All of the turbines were two-bladed horizontal-axis machines, which sat on the seabed on gravity foundations. The first three were Nova M100 turbines which incorporated a gearbox. Nova simplified the design for the later M100-D by incorporating a direct-drive mechanism, reportedly cutting the cost by a third. The six turbines deployed at the site were all given female names: Ailsa, Betty, Charlotte, Eunice, Grace and Hali Hope.

Nova incorporated Tesla batteries alongside the array in 2018, to help even out the variation in power over the six-hour tidal cycle. They later installed an electric vehicle charger at Cullivoe Harbour in March 2021, claiming this was the world's first "tidal powered" charger.
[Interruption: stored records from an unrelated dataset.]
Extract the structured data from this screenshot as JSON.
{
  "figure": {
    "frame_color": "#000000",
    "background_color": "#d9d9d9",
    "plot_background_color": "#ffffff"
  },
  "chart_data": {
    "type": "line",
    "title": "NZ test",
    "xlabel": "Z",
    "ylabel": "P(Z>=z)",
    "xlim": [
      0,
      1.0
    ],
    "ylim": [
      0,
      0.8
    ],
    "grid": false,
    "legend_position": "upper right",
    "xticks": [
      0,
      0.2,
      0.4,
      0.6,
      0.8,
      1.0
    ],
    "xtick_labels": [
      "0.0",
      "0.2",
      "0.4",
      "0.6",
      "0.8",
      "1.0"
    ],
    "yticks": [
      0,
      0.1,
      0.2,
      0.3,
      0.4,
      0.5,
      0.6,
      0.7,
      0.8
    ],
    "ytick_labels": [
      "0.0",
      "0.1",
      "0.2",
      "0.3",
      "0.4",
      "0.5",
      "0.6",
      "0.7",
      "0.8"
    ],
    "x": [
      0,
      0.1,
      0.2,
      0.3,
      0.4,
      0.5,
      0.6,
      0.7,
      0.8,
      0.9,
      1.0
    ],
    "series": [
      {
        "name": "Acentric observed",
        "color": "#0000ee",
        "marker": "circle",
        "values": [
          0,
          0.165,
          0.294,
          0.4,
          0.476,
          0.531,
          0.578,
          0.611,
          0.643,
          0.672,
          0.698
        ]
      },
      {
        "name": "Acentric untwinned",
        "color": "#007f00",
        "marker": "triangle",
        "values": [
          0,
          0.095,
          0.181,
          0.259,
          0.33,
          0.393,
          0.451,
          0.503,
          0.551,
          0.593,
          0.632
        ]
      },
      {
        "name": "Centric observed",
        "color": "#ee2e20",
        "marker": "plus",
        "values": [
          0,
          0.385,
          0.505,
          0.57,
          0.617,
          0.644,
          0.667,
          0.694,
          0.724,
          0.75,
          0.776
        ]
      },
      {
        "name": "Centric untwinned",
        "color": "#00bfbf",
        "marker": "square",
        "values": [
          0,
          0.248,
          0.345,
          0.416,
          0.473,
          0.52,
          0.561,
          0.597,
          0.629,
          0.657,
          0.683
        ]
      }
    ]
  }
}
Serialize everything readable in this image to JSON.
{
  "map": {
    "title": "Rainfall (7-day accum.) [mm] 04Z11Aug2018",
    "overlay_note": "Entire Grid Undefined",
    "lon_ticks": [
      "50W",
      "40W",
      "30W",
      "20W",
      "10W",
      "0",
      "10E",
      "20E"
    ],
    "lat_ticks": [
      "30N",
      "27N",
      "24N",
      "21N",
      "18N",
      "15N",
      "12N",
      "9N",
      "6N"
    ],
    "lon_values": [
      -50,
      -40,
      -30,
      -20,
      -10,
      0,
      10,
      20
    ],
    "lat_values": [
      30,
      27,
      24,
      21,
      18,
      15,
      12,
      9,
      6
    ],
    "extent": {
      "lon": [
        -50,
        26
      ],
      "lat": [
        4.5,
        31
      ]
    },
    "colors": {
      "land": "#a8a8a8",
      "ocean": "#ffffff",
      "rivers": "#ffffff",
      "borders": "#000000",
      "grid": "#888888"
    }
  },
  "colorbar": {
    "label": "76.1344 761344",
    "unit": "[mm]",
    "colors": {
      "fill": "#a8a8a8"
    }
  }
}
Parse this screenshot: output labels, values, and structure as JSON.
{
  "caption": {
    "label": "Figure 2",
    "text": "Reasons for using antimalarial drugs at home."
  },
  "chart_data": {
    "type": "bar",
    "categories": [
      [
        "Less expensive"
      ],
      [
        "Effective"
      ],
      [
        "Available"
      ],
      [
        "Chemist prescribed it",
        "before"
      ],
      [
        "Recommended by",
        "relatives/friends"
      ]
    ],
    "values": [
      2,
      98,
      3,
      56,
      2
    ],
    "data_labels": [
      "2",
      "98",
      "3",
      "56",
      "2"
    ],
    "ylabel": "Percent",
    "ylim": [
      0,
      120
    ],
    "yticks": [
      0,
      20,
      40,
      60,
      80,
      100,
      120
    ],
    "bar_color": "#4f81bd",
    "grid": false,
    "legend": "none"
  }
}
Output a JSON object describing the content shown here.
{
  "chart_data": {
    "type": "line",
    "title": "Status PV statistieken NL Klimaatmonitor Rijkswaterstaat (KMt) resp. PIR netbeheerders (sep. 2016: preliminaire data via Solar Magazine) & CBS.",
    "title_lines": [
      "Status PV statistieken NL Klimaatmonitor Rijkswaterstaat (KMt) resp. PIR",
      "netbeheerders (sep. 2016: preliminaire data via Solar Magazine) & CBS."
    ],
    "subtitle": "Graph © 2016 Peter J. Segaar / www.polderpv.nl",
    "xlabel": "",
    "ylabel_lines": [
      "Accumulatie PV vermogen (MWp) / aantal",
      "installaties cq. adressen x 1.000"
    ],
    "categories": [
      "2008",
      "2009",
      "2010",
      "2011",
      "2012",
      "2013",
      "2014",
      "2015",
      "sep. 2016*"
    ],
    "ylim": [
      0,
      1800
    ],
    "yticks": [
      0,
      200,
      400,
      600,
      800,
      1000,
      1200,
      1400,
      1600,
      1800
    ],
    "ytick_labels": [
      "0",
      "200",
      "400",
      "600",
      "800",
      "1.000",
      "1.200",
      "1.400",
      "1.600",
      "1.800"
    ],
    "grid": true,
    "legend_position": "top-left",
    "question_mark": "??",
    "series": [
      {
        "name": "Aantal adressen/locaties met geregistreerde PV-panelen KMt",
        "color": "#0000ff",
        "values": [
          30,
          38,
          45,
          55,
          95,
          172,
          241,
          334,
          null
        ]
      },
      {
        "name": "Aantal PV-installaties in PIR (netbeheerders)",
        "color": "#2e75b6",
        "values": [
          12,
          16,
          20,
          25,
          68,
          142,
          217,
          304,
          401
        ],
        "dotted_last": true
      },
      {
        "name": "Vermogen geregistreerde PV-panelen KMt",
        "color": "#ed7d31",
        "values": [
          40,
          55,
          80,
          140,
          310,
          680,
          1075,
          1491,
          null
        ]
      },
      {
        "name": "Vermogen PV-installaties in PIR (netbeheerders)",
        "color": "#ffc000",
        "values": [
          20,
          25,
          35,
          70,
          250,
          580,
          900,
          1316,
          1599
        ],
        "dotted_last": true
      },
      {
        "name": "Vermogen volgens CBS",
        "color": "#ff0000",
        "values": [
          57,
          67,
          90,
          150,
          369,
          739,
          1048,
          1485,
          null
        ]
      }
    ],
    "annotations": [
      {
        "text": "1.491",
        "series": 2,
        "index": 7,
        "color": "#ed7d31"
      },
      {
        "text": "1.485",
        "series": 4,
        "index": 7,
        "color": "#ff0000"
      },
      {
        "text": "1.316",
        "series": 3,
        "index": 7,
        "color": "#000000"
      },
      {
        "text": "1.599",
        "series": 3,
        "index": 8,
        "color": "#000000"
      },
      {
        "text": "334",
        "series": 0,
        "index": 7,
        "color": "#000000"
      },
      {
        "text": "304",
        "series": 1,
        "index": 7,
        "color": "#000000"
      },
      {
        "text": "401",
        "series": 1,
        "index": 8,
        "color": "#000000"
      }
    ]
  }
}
=== Turbine in Étel Estuary, Brittany, France ===
Between March and April 2023, Nova tested a 50 kW turbine in the Étel Estuary, their first turbine installed outwith Scotland. This was supported by the Horizon 2020 funded ELEMENT project. Due to the flow of the river, the tidal resource in the estuary had faster ebb currents than flood currents. The RE50 turbine did not yaw, and was therefore deployed facing into the ebb current minimising the impact of tower shadow and maximising power generation.

== Future projects ==

=== Proposed array in Bay of Fundy, Canada ===
In 2019, Nova was awarded a license from Natural Resources Canada to develop a 1.5 MW array in Petite Passage, Bay of Fundy, Nova Scotia. The scheme was expected to comprise 15 of Nova's 100 kW M100 turbines, starting with an initial phase of five turbines. As with previous turbines, these would be mounted on gravity foundations on the seabed. The turbines were expected to be manufactured in Canada, with the first one commissioned by 2021, however this did not happen. The project secured C$4 million in funding from the Clean Growth Program.

=== Proposed developments in Wales ===
Nova secured £1.2m from the Welsh Government in 2020 to develop a 0.5 MW tidal stream array, to be located in the waters between Ynys Enlli and the Llŷn Peninsula. RSK were appointed to conduct an environmental impact assessment of the project, was to include five 100 kW turbines. Baseline environmental surveys for seabirds and marine mammals were carried out by Bangor University and other partners from 2017–2022. However, Nova announced in Feb 2023 that it was mothballing the project, citing issues with the grid connect and lack of revenue support.

Joint plans were announced in January 2022 by Nova Innovation and Quimper-based Sabella to each develop 6 MW of a 12 MW berth at the Morlais tidal stream project off the coast of Holy Island, Anglesey, North Wales. The first deployments were initially stated for 2023/24, but there have been no further announcements on this.

=== Proposed Òran na Mara Tidal Energy Project ===
In February 2021, Crown Estate Scotland granted Nova an option agreement to develop a 3 MW array in the Sound of Islay. The name Òran na Mara is Gaelic for "song of the sea", and the project would help power the famous distilleries on Islay.

=== Proposed Yell Sound project ===
In February 2022, Crown Estate Scotland granted Nova another option agreement, this time for a 15 MW array in Yell Sound in Shetland. It is claimed this project could meet a third of household electricity demand in Shetland once completed.

=== Feasibility study for Indonesian array ===
Looking further afield, Nova was awarded £200k from Innovate UK in 2021 to conduct a feasibility study into building an array in Indonesia. The project investigated a 7 MW array in the Larantuka Strait.

=== SEASTAR Project ===
In November 2023, the company announced it had been awarded Horizon Europe funding to develop a 4 MW array with 16 turbines at the EMEC Fall of Warness tidal test site, claiming this would be the largest number of turbines installed in a tidal stream array. These would each be 250 kW, scaled up from the existing 100 kW turbines used at Bluemull Sound.

The company is looking to raise £20m in investment, and is considering plans for an initial public offering in future.

In September 2024, Nova was awarded three Contracts for Difference in allocation round 6, to supply a total of 6 MW of electricity at £172/MWh for their SEASTAR and OCEANSTAR projects.